- Premier Miton calls for new ‘Great British ISA’
- New wrapper would have extra £5,000 annual allowance
- AJ Bell argues six different ISA variations already cause confusion
Fund manager Premier Miton (PMI:AIM) is calling for a new ‘Great British ISA’ designed to invest solely in UK equities that it believes would help encourage private companies to list in the UK and stay and grow here in Britain.
The asset manager wants UK policymakers to add a further £5,000 to the annual ISA allowance for investment exclusively into the new GB ISA, on top of the current £20,000 annual allowance.
One compelling argument for the mooted GB ISA is it would funnel retail investor savings into UK-listed shares, thereby boosting the valuations of UK companies, although the product wouldn’t appeal to investors hungry for exposure to international shares.
WHAT IS THE GB ISA?
Premier Miton’s GB ISA plan has been drawn up to help support UK listed shares and complement the Government’s Edinburgh Reforms, which focus on making the UK a technology and life sciences leader through early-stage investment in private, unlisted startups across tech, innovation and science.
The new ISA product would specifically direct investment into UK listed companies, providing an attractive listing environment for UK start-ups and private companies to stay and grow here in the UK, argues Premier Miton, and the proposals come at a time when chancellor Jeremy Hunt is set on directing a chunk of the UK’s £2.5 trillion pensions war chest into the UK economy.
According to Financial Conduct Authority data, 8.4 million people with £10,000 or more of investable assets hold the majority or all of it in cash. Assuming these 8.4 million people invested the maximum £5,000 in the GB ISA, £42 billion could be raised for listed British businesses in the first year alone.

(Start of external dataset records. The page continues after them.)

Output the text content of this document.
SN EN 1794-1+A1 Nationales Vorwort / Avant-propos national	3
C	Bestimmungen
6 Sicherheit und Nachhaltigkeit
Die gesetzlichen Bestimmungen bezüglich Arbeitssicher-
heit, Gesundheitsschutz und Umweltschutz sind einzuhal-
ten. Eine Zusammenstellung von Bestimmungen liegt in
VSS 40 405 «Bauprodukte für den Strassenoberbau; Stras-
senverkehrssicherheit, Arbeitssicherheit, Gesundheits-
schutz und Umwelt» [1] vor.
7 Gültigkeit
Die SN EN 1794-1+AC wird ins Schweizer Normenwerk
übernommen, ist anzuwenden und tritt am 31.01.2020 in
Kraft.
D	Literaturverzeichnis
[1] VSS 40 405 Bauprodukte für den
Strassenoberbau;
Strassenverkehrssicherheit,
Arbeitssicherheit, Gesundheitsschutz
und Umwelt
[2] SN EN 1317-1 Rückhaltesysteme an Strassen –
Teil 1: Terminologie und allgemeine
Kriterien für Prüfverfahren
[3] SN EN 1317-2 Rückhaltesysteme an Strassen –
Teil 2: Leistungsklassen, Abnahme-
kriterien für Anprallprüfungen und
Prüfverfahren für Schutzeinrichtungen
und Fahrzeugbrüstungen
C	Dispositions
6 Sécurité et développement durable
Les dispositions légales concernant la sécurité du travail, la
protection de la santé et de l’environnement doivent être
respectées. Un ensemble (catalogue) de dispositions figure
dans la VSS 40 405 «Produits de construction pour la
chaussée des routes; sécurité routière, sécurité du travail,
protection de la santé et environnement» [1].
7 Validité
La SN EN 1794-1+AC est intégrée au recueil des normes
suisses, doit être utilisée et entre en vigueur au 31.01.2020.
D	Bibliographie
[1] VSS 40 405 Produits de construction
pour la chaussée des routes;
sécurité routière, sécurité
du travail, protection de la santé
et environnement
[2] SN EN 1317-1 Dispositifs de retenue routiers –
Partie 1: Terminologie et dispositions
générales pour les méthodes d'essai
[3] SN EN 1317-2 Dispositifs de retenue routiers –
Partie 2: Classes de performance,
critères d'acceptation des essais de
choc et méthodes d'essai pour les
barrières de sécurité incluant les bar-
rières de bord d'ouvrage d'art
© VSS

If repeated over 5 years, UK plc could benefit to the tune of £210 billion.
Premier Miton points out these inflows could support improved company valuations, keep them from listing overseas and help to defend the UK’s best companies from being taken over by overseas buyers.
CEO Mike O’Shea commented: ‘Ensuring companies have access to the capital they need will encourage them to scale up and list here in the UK. This will mean that companies’ headquarters, and all the associated high-paying roles, tax receipts and international prestige, remain here in the UK.’
O’Shea added: ‘The GB ISA would fully unlock the potential of the City, to not only scale up smaller private companies, but to provide those same companies with an attractive listing environment to stay and grow here in the UK. With cross-party political will, we can deepen the capital liquidity on offer to British businesses and make the UK listing regime the global capital of capital.’
RADICAL OVERHAUL
However, Premier Miton’s proposals are the complete opposite of the radical overhaul of the ISA system called for by AJ Bell (AJB) in April, which would see all exiting ISAs consolidated into to a single ‘One ISA’ product with a £20,000 annual subscription limit.
Co-founder Andy Bell pointed out that ISAs are currently too complicated and savers are faced with too much choice as the investment platform set out a blueprint for a single ISA solution.
By bringing together the different ISA types but stripping away the unnecessary and unpopular Innovative Finance ISA, the proposal leaves a flagship ‘One ISA’ savings and investment vehicle with a single set of rules.
Bell commented: ‘A One ISA system would help to encourage competition, making it easier for customers to compare just a single type of ISA product and switch between different providers.
‘The introduction of a government bonus within Lifetime ISAs has added significant complexity to ISAs and there is a strong argument that removing the bonus and effectively abolishing Lifetime ISAs would make ISAs significantly simpler for consumers and less open to political interference. However, the bonus does provide an incentive to save so if it were retained following ISA simplification, the government should consider making it more flexible and extending its reach.’
Disclaimer: Financial services company AJ Bell referenced in the article owns Shares magazine. The author of the article (James Crux) and the editor of the article (Martin Gamble) own shares in AJ Bell.